“Bien
hecho, Pepetón”, dijo Toño mientras caminábamos hacia el jardín. Él deseaba
tomar un poco de aire fresco, respirar un momento ahora que su hermana compartía
la cena con el rector, segura ya ante la acechanza de los tiburones. Se llamaba
Olivia y era asquerosamente bella. Traía una banda de miss sobre un vestido rosa que se le pegaba al cuerpo. Había
obtenido un segundo lugar en el concurso estatal y yo no daba crédito: si
Olivia era eso, cómo estaría la que ganó. Todos, por supuesto, la habíamos
visto en fotos, pues triunfó en la zona regional antes de participar en
la finalísima donde quedó a un pelo del primer lugar.
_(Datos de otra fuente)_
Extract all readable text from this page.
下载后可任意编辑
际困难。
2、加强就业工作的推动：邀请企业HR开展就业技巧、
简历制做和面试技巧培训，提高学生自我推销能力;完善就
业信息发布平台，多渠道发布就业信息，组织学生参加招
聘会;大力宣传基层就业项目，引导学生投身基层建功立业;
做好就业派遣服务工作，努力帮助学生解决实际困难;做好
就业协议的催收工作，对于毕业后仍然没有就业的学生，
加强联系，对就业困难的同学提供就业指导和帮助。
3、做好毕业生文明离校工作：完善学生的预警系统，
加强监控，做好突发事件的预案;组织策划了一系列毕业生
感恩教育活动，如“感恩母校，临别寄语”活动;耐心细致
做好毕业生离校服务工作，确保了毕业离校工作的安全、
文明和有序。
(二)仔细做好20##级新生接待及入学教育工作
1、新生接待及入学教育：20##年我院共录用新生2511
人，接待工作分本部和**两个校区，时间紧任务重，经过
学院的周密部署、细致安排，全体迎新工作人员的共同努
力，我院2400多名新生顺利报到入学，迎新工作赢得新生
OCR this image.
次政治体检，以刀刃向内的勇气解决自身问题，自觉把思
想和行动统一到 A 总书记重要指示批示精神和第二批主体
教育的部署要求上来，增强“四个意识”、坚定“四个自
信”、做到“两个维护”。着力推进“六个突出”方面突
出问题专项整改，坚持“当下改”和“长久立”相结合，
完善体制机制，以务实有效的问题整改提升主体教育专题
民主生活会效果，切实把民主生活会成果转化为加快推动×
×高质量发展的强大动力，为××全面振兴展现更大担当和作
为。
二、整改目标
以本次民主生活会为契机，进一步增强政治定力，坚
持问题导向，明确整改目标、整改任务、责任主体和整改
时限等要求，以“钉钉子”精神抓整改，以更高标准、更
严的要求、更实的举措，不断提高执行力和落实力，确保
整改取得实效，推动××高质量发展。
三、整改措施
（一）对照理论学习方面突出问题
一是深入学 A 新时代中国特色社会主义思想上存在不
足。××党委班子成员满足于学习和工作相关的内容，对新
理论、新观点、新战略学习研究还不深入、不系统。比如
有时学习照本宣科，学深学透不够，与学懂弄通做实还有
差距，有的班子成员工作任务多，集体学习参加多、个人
Las fotos no son lo
mismo, como pude comprobarlo cuando llegó al salón de fiestas. Yo recogía
boletitos parado en la puerta como uno más de los organizadores. Era el baile
de coronación en la universidad y Olivia había sido invitada. Su hermano Toño,
mi amigo, logró sin batallar que el rector y la sociedad de alumnos aceptáramos
la presencia de la “miss profesional”.
Cuando vi que ella caminaba hacia la entrada supe que estaba viendo algo
inolvidable. Y lo era, si no cómo explicar que más de treinta años después yo
recuerde aquel momento como si lo estuviera viendo: Olivia tomada del antebrazo
por su hermano, altísima en unos zapatos de aguja y el pelo exuberante y algo
rizado y azabache cayendo sobre unos hombros perfectos. Luego, cerca, los ojos
gigantescos y alegres y la sonrisa enmarcada en labios escarlata bajo su
naricita de pellizco. Pasó la puerta, Toño me la presentó y no supe si recogí o
no los boletos. Era la mujer más hermosa que había visto en mi vida y la admiré
como correspondía: desde abajo, desde la más rotunda imposibilidad de
alcanzarla. Poco después de que Olivia pasó, recordé mis preparativos. Yo había
buscado un traje para la fiesta y con los pocos pesos que pude juntar sólo me
alcanzó para uno verde-musgo de Milano. Mal cortado, tenía el tiro tan abajo que
sentía caminar como si trajera el pantalón de Cantinflas, a medio culo, siempre
a punto de caer. Poco después ocurrió un milagro. Toño, no sé por qué, llegó
apuradamente y me llevó a un extremo de la pista, colocó mi brazo a modo para
que Olivia me usara como chambelán improvisado. Un instante después, recorrí la
pista junto a ella con la marcha triunfal de Aída. Fue lo más cerca que estuve jamás
de la belleza total. Duró un minuto y sé que aquello ocurrió porque yo no
representaba ningún peligro para Olivia.